How Intel plans to tackle it

To prevent further damage, the chipmaker has updated its original Meltdown-Spectre advisory, asking OEMs and cloud providers to first test its beta silicon microcode updates before the final release.

“Intel recommends that these partners, at their discretion, continue development and release of updates with existing microcode to provide protection against these exploits, understanding that the current versions may introduce issues such as reboot in some configurations,” the chipmaker said, in a blog post.

Shenoy said that the company had issued patches for 90% of the chips released over the past five years. However, the executive admitted that there is “more work to do,” adding that the initial versions of fixes for the buggy patches would be released by next week.

“We have reproduced these issues internally and are making progress toward identifying the root cause,” he said.
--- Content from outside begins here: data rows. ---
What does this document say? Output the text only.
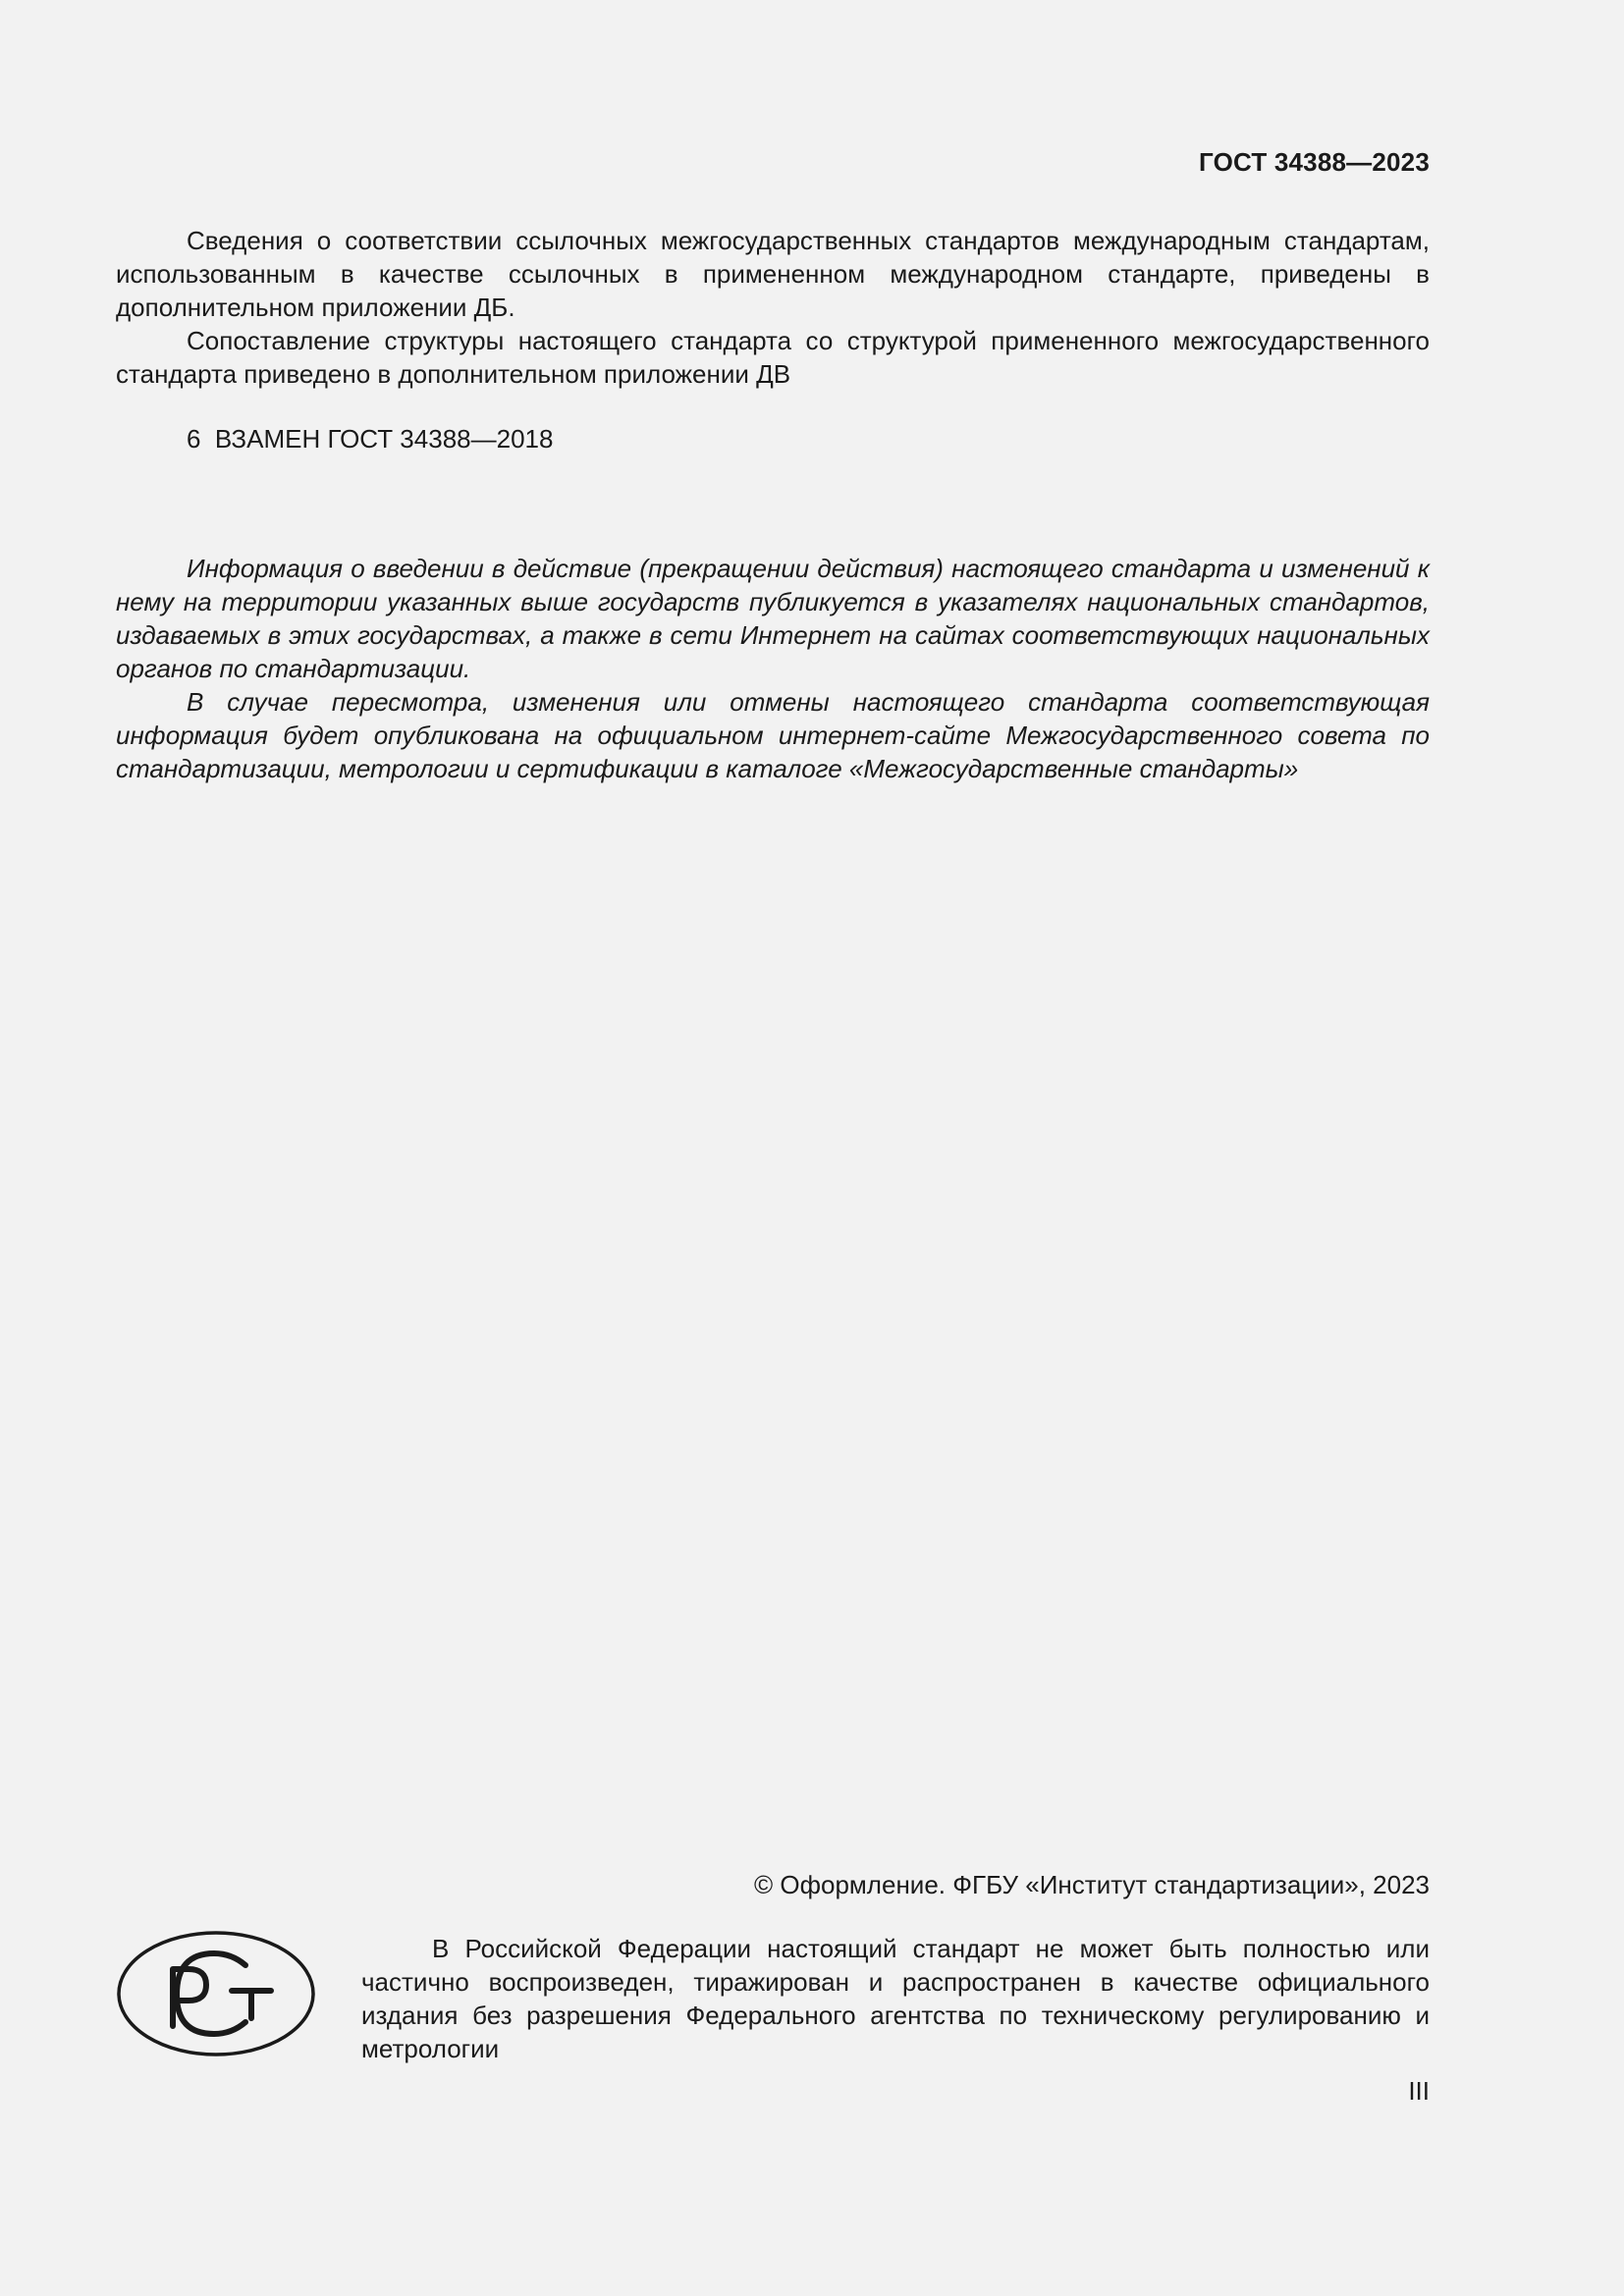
ГОСТ 34388—2023

Сведения о соответствии ссылочных межгосударственных стандартов международным стандартам, использованным в качестве ссылочных в примененном международном стандарте, приведены в дополнительном приложении ДБ.

Сопоставление структуры настоящего стандарта со структурой примененного межгосударственного стандарта приведено в дополнительном приложении ДВ

6 ВЗАМЕН ГОСТ 34388—2018

Информация о введении в действие (прекращении действия) настоящего стандарта и изменений к нему на территории указанных выше государств публикуется в указателях национальных стандартов, издаваемых в этих государствах, а также в сети Интернет на сайтах соответствующих национальных органов по стандартизации.

В случае пересмотра, изменения или отмены настоящего стандарта соответствующая информация будет опубликована на официальном интернет-сайте Межгосударственного совета по стандартизации, метрологии и сертификации в каталоге «Межгосударственные стандарты»

© Оформление. ФГБУ «Институт стандартизации», 2023

В Российской Федерации настоящий стандарт не может быть полностью или частично воспроизведен, тиражирован и распространен в качестве официального издания без разрешения Федерального агентства по техническому регулированию и метрологии

III
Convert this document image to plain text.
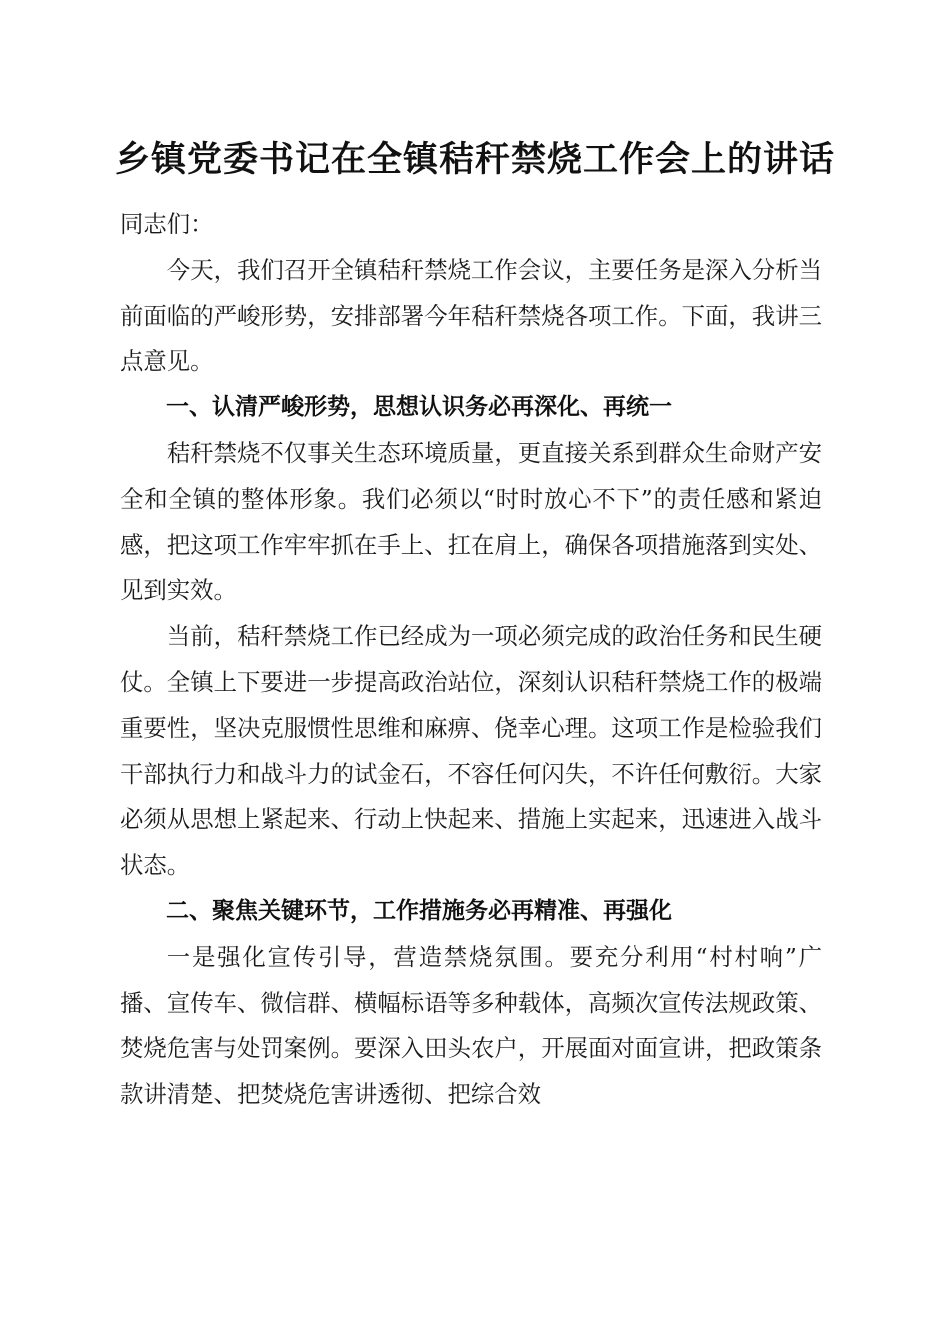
乡镇党委书记在全镇秸秆禁烧工作会上的讲话

同志们：

今天，我们召开全镇秸秆禁烧工作会议，主要任务是深入分析当前面临的严峻形势，安排部署今年秸秆禁烧各项工作。下面，我讲三点意见。

一、认清严峻形势，思想认识务必再深化、再统一

秸秆禁烧不仅事关生态环境质量，更直接关系到群众生命财产安全和全镇的整体形象。我们必须以“时时放心不下”的责任感和紧迫感，把这项工作牢牢抓在手上、扛在肩上，确保各项措施落到实处、见到实效。

当前，秸秆禁烧工作已经成为一项必须完成的政治任务和民生硬仗。全镇上下要进一步提高政治站位，深刻认识秸秆禁烧工作的极端重要性，坚决克服惯性思维和麻痹、侥幸心理。这项工作是检验我们干部执行力和战斗力的试金石，不容任何闪失，不许任何敷衍。大家必须从思想上紧起来、行动上快起来、措施上实起来，迅速进入战斗状态。

二、聚焦关键环节，工作措施务必再精准、再强化

一是强化宣传引导，营造禁烧氛围。要充分利用“村村响”广播、宣传车、微信群、横幅标语等多种载体，高频次宣传法规政策、焚烧危害与处罚案例。要深入田头农户，开展面对面宣讲，把政策条款讲清楚、把焚烧危害讲透彻、把综合效
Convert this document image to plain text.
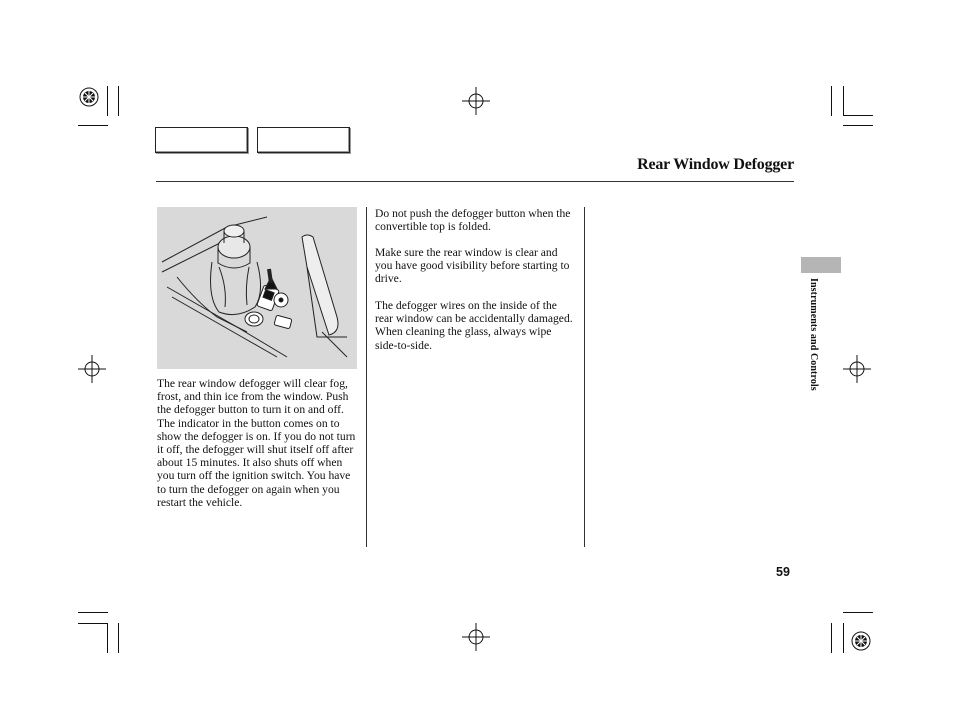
Rear Window Defogger

The rear window defogger will clear fog, frost, and thin ice from the window. Push the defogger button to turn it on and off. The indicator in the button comes on to show the defogger is on. If you do not turn it off, the defogger will shut itself off after about 15 minutes. It also shuts off when you turn off the ignition switch. You have to turn the defogger on again when you restart the vehicle.

Do not push the defogger button when the convertible top is folded.

Make sure the rear window is clear and you have good visibility before starting to drive.

The defogger wires on the inside of the rear window can be accidentally damaged. When cleaning the glass, always wipe side-to-side.	Instruments and Controls
59
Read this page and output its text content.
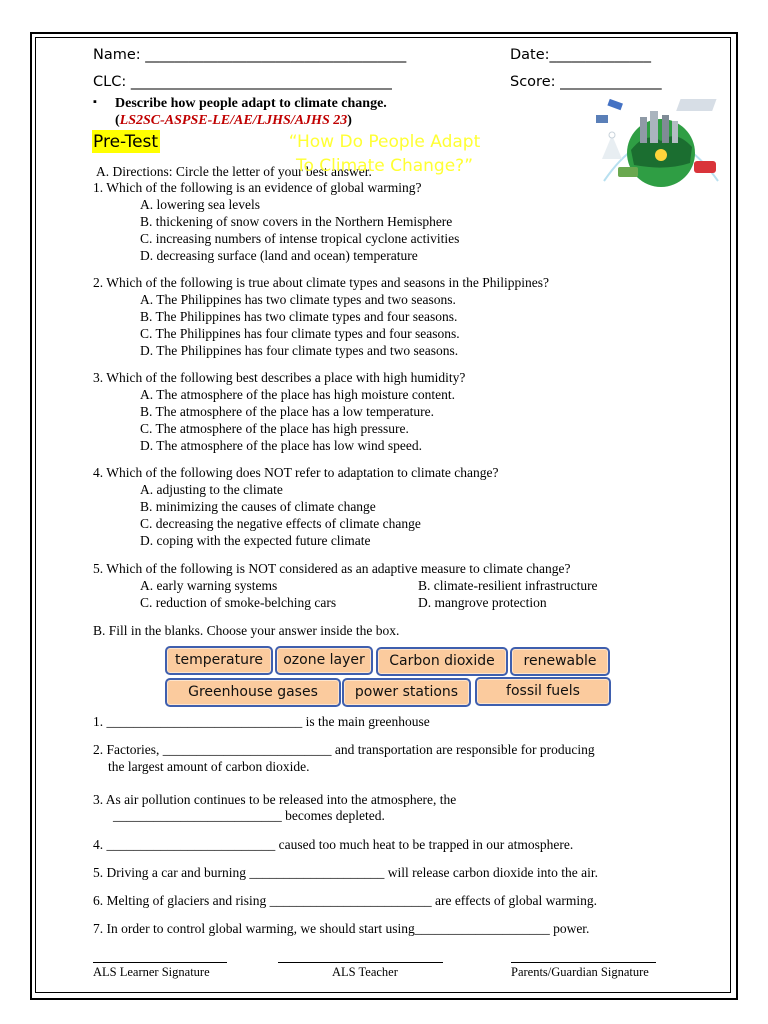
Name: ____________________________________	Date:______________
CLC: ____________________________________	Score: ______________
▪ Describe how people adapt to climate change.
(LS2SC-ASPSE-LE/AE/LJHS/AJHS 23)
Pre-Test
A. Directions: Circle the letter of your best answer.
1. Which of the following is an evidence of global warming?
A. lowering sea levels
B. thickening of snow covers in the Northern Hemisphere
C. increasing numbers of intense tropical cyclone activities
D. decreasing surface (land and ocean) temperature
2. Which of the following is true about climate types and seasons in the Philippines?
A. The Philippines has two climate types and two seasons.
B. The Philippines has two climate types and four seasons.
C. The Philippines has four climate types and four seasons.
D. The Philippines has four climate types and two seasons.
3. Which of the following best describes a place with high humidity?
A. The atmosphere of the place has high moisture content.
B. The atmosphere of the place has a low temperature.
C. The atmosphere of the place has high pressure.
D. The atmosphere of the place has low wind speed.
4. Which of the following does NOT refer to adaptation to climate change?
A. adjusting to the climate
B. minimizing the causes of climate change
C. decreasing the negative effects of climate change
D. coping with the expected future climate
5. Which of the following is NOT considered as an adaptive measure to climate change?
A. early warning systems	B. climate-resilient infrastructure
C. reduction of smoke-belching cars	D. mangrove protection
“How Do People Adapt To Climate Change?”
B. Fill in the blanks. Choose your answer inside the box.
temperature	ozone layer	Carbon dioxide	renewable
Greenhouse gases	power stations	fossil fuels
1. _____________________________ is the main greenhouse
2. Factories, _________________________ and transportation are responsible for producing
the largest amount of carbon dioxide.
3. As air pollution continues to be released into the atmosphere, the
_________________________ becomes depleted.
4. _________________________ caused too much heat to be trapped in our atmosphere.
5. Driving a car and burning ____________________ will release carbon dioxide into the air.
6. Melting of glaciers and rising ________________________ are effects of global warming.
7. In order to control global warming, we should start using____________________ power.
ALS Learner Signature	ALS Teacher	Parents/Guardian Signature
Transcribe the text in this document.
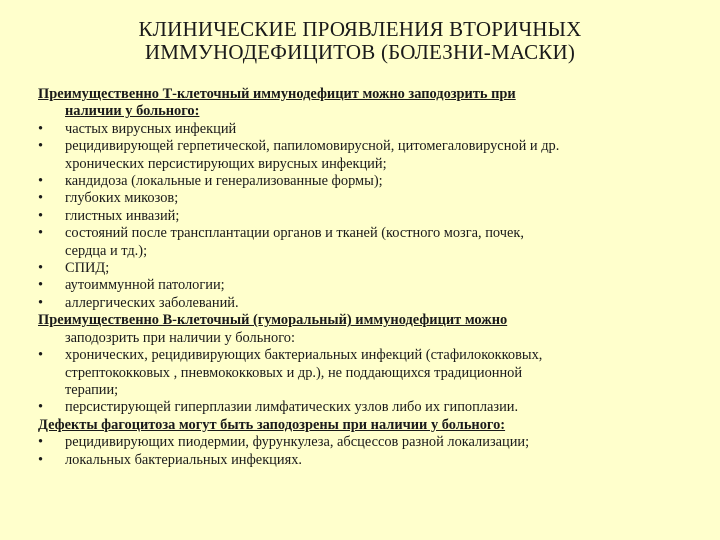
КЛИНИЧЕСКИЕ ПРОЯВЛЕНИЯ ВТОРИЧНЫХ
ИММУНОДЕФИЦИТОВ (БОЛЕЗНИ-МАСКИ)
Преимущественно Т-клеточный иммунодефицит можно заподозрить при
наличии у больного:
•	частых вирусных инфекций
•	рецидивирующей герпетической, папиломовирусной, цитомегаловирусной и др.
хронических персистирующих вирусных инфекций;
•	кандидоза (локальные и генерализованные формы);
•	глубоких микозов;
•	глистных инвазий;
•	состояний после трансплантации органов и тканей (костного мозга, почек,
сердца и тд.);
•	СПИД;
•	аутоиммунной патологии;
•	аллергических заболеваний.
Преимущественно В-клеточный (гуморальный) иммунодефицит можно
заподозрить при наличии у больного:
•	хронических, рецидивирующих бактериальных инфекций (стафилококковых,
стрептококковых , пневмококковых и др.), не поддающихся традиционной
терапии;
•	персистирующей гиперплазии лимфатических узлов либо их гипоплазии.
Дефекты фагоцитоза могут быть заподозрены при наличии у больного:
•	рецидивирующих пиодермии, фурункулеза, абсцессов разной локализации;
•	локальных бактериальных инфекциях.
Congressman demands explanation

Earlier this year, the chipmaker confirmed that its chips are affected by Spectre and Meltdown flaws, potentially allowing hackers to steal secure information. The flaws affected not just Intel, but almost every computing device with chips from AMD and ARM as well. The Meltdown and Spectre bugs were privately disclosed to the chipmakers in June of last year, but the issues became public after a series of leaks earlier this month.

Now, the chipmakers are also facing questions from Congress asking them to explain the whole situation. Earlier this week, Rep. Jerry McNerney (D-CA) requested a briefing from Intel, AMD, and ARM representatives on how the vulnerabilities impact the users, according to The Verge.

In a letter, McNerney notes that these vulnerabilities are “glaring warning signs that we must take cybersecurity more seriously.” If hackers are successful in exploiting them, then “the effects on consumers’ privacy and our nation’s economy and security would be absolutely devastating,” the letter read.